Il libro riflette il punto di vista degli abitanti del Sol Levante, così lontani da noi per lingua e cultura. Un punto di vista che interessa ovviamente i sardi che vogliono sapere come gli altri li guardano, oltre all’argomento, scritto in quattro lingue; cosa del tutto nuova nel panorama librario, visto che giapponese e inglese fronteggiano italiano e sardo.
Il sardo poi, messo alla pari con le altre tre lingue, assume in questo libro la dignità che gli compete, da autentica lingua romanza, reggendo al confronto con tutta la sua forza espressiva.
Pertanto l’originalità e la rarità di questo libro, con la sua inusuale impostazione, ne fanno davvero un unicum, un libro non solo da leggere, ma anche da collezionare.
Non credo però che questo sia il solo motivo che tocca le corde dei sardi.Credo piuttosto che a questo motivo di orgoglio si aggiunga anche la soddisfazione di essere un paese che, nonostante tutto, ha ancora mantenuto salda la sua identità attraverso l’architettura popolare, la vita quotidiana e le feste, come recita il sottotitolo di copertina.
Infatti, ciò che ha interessato l’équipe giapponese, giunta apposta dalla Hosei University di Tokyo, è la vita dei piccoli centri, l’architettura popolare connessa all’agricoltura e alla pastorizia. Vedere come vengono sfruttati gli spazi in pianura e in montagna, il diverso tipo di abitazioni, a seconda dell’attività di chi vi dimora, e lo stupore, direi quasi, per gli spazi che i lavoratori hanno a disposizione. Loro, che di spazio ne hanno molto poco rispetto al numero degli abitanti, non possono che meravigliarsi delle ampie case con lolla e dei grandi cortili degli agricoltori campidanesi o delle ricche costruzioni dei pastori barbaricini.Spazi per loro impossibili nell’espletare lo stesso tipo di attività.

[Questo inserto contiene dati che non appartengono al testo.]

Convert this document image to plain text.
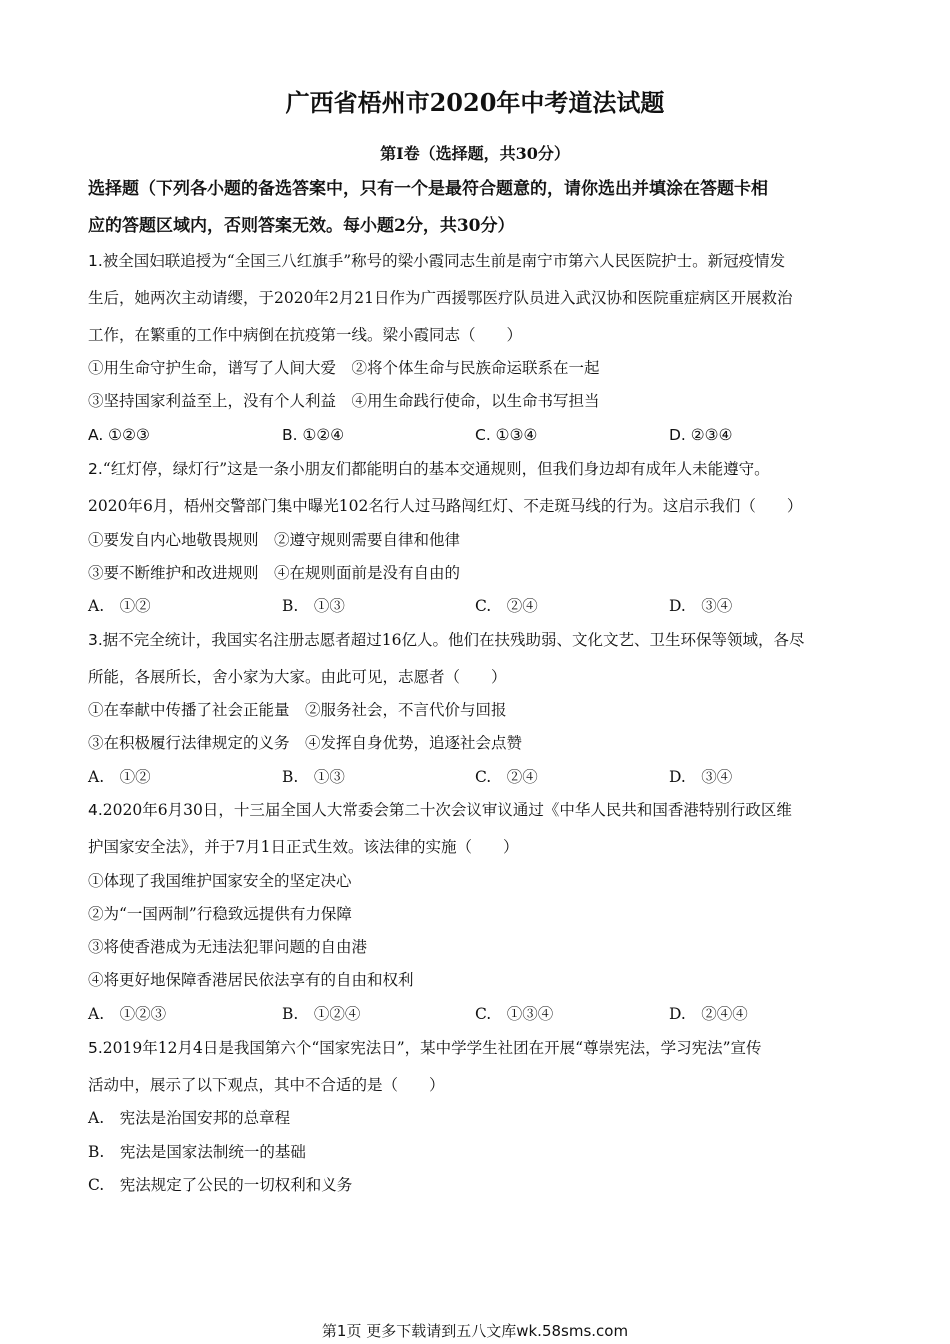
广西省梧州市2020年中考道法试题
第Ⅰ卷（选择题，共30分）
选择题（下列各小题的备选答案中，只有一个是最符合题意的，请你选出并填涂在答题卡相
应的答题区域内，否则答案无效。每小题2分，共30分）
1.被全国妇联追授为“全国三八红旗手”称号的梁小霞同志生前是南宁市第六人民医院护士。新冠疫情发
生后，她两次主动请缨，于2020年2月21日作为广西援鄂医疗队员进入武汉协和医院重症病区开展救治
工作，在繁重的工作中病倒在抗疫第一线。梁小霞同志（　　）
①用生命守护生命，谱写了人间大爱　②将个体生命与民族命运联系在一起
③坚持国家利益至上，没有个人利益　④用生命践行使命，以生命书写担当
A. ①②③	B. ①②④	C. ①③④	D. ②③④
2.“红灯停，绿灯行”这是一条小朋友们都能明白的基本交通规则，但我们身边却有成年人未能遵守。
2020年6月，梧州交警部门集中曝光102名行人过马路闯红灯、不走斑马线的行为。这启示我们（　　）
①要发自内心地敬畏规则　②遵守规则需要自律和他律
③要不断维护和改进规则　④在规则面前是没有自由的
A.　①②	B.　①③	C.　②④	D.　③④
3.据不完全统计，我国实名注册志愿者超过16亿人。他们在扶残助弱、文化文艺、卫生环保等领域，各尽
所能，各展所长，舍小家为大家。由此可见，志愿者（　　）
①在奉献中传播了社会正能量　②服务社会，不言代价与回报
③在积极履行法律规定的义务　④发挥自身优势，追逐社会点赞
A.　①②	B.　①③	C.　②④	D.　③④
4.2020年6月30日，十三届全国人大常委会第二十次会议审议通过《中华人民共和国香港特别行政区维
护国家安全法》，并于7月1日正式生效。该法律的实施（　　）
①体现了我国维护国家安全的坚定决心
②为“一国两制”行稳致远提供有力保障
③将使香港成为无违法犯罪问题的自由港
④将更好地保障香港居民依法享有的自由和权利
A.　①②③	B.　①②④	C.　①③④	D.　②④④
5.2019年12月4日是我国第六个“国家宪法日”，某中学学生社团在开展“尊崇宪法，学习宪法”宣传
活动中，展示了以下观点，其中不合适的是（　　）
A.　宪法是治国安邦的总章程
B.　宪法是国家法制统一的基础
C.　宪法规定了公民的一切权利和义务
第1页 更多下载请到五八文库wk.58sms.com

Si avverte nel libro il rammarico per i centri storici dei paesi sardi che un po’ dovunque cambiano fisionomia con l’abbattimento, anziché la ristrutturazione delle vecchie case che connotavano il vecchio stile mediterraneo.
Questo fenomeno è avvenuto anche in Giappone molto tempo prima che in Sardegna. Tokyo, imitando lo stile delle città occidentali, è diventata una moderna metropoli dove troppo pochi sono i segni che la connotano come città dell’Estremo Oriente.
Forse perché memore di errori di questo tipo, che in realtà sono accaduti un po’ dovunque, l’équipe giapponese giunta in Sardegna ha subito fotografato il paese che cambia, sia come struttura abitativa, sia come modo di essere dell’agricoltore e del pastore odierno.
Tutto documentato, con rilievi tecnici delle abitazioni e con interviste agli abitanti. Per salvare, almeno in un libro, la Sardegna che cambia e che in certi casi non è più, visto che il libro fu pubblicato la prima volta a Tokyo nel 1993, in giapponese e inglese, diretto ovviamente ai giapponesi, a quelli che non sono interessati alla Sardegna patinata che appare nei depliant turistici. Quella, per intenderci, conosciuta in tutto il mondo per le sue belle immagini.
Quella Sardegna è stata tralasciata volutamente, per fare spazio a un’altra Sardegna che si mostra nella sua vita quotidiana, alla Sardegna più vera, insomma.
Per la stessa ragione sono stati presi in considerazione e attentamente studiati trenta novenari, ossia i santuari campestri dove il popolo ancora si raduna per nove giorni l’anno, non per fare sfilate in costume, ma con intenti devozionali e socializzanti.Nove giorni lontani dalla Tv, a ripristinare le vecchie consuetudini, trascorrendo parte della giornata in preghiera e dedicando il restante tempo ai sani divertimenti d’un tempo, animati dai tradizionali balli e canti sardi.
Questa è la faccia della Sardegna che i giapponesi vogliono conoscere. L’altra faccia, quella turistica, la conoscevano da tempo.